Ainsi fait et jugé par la Cour de Cassation, Chambre sociale, et prononcé par le président en son audience publique du vingt-trois avril deux mille trois.




Analyse

Publication : Bulletin 2003 V N° 136 p. 133

Décision attaquée : Cour d'appel de Versailles , du 29 mai 2001


    Titrages et résumés : CONTRAT DE TRAVAIL, EXECUTION - Défaut d'exécution - Droit de retrait du salarié - Situation de travail présentant un danger grave et imminent pour la santé du salarié - Danger grave et imminent - Existence - Appréciation souveraine .
    L'appréciation de l'existence d'un danger grave et imminent de nature à justifier l'exercice du droit de retrait autorisé par l'article L. 231-8-1 du Code du travail relève du pouvoir souverain des juges du fond.
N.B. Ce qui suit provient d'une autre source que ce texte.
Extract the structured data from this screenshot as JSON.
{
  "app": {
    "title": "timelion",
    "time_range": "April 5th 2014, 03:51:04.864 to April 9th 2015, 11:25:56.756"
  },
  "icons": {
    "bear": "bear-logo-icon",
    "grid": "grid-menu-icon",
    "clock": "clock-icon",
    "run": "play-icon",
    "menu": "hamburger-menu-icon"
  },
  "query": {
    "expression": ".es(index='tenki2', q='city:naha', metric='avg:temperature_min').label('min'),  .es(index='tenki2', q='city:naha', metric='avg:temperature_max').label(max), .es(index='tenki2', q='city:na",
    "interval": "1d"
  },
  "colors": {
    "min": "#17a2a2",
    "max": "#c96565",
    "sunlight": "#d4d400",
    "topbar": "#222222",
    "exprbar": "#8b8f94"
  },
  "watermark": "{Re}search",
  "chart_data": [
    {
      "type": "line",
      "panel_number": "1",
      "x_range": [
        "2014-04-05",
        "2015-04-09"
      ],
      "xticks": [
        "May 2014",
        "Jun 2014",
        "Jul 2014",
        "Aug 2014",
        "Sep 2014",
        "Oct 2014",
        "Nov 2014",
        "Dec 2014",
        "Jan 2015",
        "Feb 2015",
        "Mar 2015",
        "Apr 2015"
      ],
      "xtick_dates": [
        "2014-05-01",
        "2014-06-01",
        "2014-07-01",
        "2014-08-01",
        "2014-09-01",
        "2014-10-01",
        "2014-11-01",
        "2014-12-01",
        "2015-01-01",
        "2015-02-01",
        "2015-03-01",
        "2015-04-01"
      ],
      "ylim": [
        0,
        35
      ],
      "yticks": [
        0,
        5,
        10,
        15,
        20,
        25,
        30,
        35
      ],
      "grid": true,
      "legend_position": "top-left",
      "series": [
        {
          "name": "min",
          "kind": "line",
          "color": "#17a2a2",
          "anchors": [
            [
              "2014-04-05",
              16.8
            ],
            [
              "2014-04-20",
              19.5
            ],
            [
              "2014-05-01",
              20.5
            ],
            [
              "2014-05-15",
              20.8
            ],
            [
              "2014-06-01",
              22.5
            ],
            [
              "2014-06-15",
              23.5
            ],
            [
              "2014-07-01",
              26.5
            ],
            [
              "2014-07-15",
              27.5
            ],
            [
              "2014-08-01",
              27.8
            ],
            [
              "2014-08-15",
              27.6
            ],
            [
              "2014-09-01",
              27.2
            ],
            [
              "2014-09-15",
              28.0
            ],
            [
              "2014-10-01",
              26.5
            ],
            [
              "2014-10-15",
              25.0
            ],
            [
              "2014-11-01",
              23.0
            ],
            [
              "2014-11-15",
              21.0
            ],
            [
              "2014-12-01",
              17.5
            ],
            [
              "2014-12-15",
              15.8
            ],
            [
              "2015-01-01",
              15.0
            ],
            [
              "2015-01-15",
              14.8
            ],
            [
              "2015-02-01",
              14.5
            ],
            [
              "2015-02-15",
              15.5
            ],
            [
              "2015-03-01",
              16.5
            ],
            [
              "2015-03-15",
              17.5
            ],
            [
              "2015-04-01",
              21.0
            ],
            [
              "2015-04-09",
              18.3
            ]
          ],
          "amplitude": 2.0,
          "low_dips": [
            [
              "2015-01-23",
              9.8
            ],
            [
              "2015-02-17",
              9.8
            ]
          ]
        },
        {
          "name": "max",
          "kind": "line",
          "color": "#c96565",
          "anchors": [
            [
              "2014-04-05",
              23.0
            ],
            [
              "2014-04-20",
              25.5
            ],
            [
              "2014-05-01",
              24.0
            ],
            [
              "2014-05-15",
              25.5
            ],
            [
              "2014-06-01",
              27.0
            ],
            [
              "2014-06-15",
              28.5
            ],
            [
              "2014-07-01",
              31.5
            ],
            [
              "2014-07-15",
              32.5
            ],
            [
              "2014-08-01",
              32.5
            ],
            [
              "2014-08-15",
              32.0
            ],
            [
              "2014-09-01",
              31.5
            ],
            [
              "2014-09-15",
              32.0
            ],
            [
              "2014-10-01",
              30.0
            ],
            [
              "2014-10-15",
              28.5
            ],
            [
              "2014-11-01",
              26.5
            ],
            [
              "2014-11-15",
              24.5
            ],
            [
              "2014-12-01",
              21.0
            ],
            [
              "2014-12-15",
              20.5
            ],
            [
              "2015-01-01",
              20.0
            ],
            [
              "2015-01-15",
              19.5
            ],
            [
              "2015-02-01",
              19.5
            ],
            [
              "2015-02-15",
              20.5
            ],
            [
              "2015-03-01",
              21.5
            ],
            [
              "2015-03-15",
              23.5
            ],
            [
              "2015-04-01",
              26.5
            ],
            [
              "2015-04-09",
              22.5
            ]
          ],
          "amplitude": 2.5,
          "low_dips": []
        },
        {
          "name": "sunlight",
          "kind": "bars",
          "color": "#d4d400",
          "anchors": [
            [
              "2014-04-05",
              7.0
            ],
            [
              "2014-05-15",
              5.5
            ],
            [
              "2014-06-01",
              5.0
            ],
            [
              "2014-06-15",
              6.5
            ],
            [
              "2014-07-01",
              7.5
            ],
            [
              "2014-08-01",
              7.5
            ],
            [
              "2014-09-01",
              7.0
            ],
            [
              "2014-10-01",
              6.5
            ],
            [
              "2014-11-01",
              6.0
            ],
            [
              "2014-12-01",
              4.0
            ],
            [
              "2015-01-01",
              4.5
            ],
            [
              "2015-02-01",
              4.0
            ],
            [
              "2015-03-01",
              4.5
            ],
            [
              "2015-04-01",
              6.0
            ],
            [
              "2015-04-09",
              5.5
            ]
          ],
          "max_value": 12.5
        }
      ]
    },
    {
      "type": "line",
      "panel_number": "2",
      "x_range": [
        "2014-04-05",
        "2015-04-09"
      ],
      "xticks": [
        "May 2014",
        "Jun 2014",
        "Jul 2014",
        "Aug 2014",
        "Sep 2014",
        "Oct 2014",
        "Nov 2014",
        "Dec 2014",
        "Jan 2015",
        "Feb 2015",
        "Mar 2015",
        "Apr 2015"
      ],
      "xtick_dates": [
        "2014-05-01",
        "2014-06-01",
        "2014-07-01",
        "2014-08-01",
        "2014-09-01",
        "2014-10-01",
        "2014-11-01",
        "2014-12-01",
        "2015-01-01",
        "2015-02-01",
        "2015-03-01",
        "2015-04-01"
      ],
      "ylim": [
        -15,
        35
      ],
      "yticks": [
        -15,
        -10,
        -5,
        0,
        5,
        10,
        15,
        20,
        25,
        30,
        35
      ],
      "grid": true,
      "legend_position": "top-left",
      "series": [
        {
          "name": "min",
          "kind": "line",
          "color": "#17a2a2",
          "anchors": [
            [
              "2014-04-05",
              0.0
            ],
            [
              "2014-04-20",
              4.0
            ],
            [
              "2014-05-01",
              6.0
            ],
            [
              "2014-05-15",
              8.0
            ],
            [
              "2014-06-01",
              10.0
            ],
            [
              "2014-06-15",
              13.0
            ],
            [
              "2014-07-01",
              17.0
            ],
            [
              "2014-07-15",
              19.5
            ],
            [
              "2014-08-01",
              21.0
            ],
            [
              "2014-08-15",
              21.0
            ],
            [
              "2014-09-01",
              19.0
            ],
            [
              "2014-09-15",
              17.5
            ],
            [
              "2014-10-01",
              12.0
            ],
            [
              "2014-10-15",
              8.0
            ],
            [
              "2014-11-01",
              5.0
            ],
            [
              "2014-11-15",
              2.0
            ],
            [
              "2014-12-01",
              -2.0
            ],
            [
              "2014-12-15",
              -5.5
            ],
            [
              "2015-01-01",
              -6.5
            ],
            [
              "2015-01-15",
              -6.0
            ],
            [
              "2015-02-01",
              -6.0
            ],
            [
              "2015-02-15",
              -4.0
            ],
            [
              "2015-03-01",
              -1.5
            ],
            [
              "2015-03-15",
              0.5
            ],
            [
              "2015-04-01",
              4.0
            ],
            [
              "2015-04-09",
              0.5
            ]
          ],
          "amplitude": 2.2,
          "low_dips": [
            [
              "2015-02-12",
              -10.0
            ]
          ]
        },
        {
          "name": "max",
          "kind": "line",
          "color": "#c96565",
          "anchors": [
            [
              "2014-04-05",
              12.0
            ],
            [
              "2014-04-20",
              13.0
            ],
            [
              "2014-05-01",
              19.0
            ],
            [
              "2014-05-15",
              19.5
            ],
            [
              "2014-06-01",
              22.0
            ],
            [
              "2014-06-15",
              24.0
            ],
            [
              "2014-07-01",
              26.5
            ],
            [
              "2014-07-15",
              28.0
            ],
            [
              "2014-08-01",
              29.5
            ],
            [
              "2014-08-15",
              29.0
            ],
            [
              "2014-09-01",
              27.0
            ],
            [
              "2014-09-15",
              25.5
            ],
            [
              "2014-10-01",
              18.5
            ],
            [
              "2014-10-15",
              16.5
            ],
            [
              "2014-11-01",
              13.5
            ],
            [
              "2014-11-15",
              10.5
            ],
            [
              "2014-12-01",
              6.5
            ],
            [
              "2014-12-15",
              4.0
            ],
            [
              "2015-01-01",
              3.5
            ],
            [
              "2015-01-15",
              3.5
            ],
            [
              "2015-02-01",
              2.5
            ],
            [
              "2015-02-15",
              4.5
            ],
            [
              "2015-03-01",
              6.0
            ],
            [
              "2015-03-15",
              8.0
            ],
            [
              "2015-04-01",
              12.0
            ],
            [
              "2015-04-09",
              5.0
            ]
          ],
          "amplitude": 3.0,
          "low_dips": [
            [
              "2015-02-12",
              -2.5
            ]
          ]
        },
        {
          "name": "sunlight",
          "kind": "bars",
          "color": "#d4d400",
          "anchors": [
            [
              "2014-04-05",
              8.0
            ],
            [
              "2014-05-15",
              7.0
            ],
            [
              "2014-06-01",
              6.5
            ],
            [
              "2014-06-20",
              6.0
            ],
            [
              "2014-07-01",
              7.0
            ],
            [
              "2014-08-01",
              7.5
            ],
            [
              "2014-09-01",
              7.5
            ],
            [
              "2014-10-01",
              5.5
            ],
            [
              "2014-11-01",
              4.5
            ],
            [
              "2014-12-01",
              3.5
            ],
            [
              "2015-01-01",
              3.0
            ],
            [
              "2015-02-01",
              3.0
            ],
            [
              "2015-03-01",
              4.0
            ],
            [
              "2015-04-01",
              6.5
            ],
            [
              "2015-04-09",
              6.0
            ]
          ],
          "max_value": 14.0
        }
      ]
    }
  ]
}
    POUVOIRS DES JUGES - Appréciation souveraine - Contrat de travail - Défaut d'exécution - Droit de retrait - Existence d'un danger grave et imminent TRAVAIL REGLEMENTATION - Hygiène et sécurité - Droit de retrait du salarié - Situation de travail présentant un danger grave et imminent pour la santé du salarié - Danger grave et imminent - Existence - Appréciation souveraine CONTRAT DE TRAVAIL, EXECUTION - Employeur - Pouvoir disciplinaire - Exercice - Limites - Situation de travail présentant un danger grave et imminent pour la santé du salarié

    Précédents jurisprudentiels : A RAPPROCHER : Chambre sociale, 1986-12-11, Bulletin 1986, V, n° 597, p. 452 (rejet) ; Chambre sociale, 2000-05-09, Bulletin 2000, V, n° 175, p. 135 (cassation), et les arrêts cités.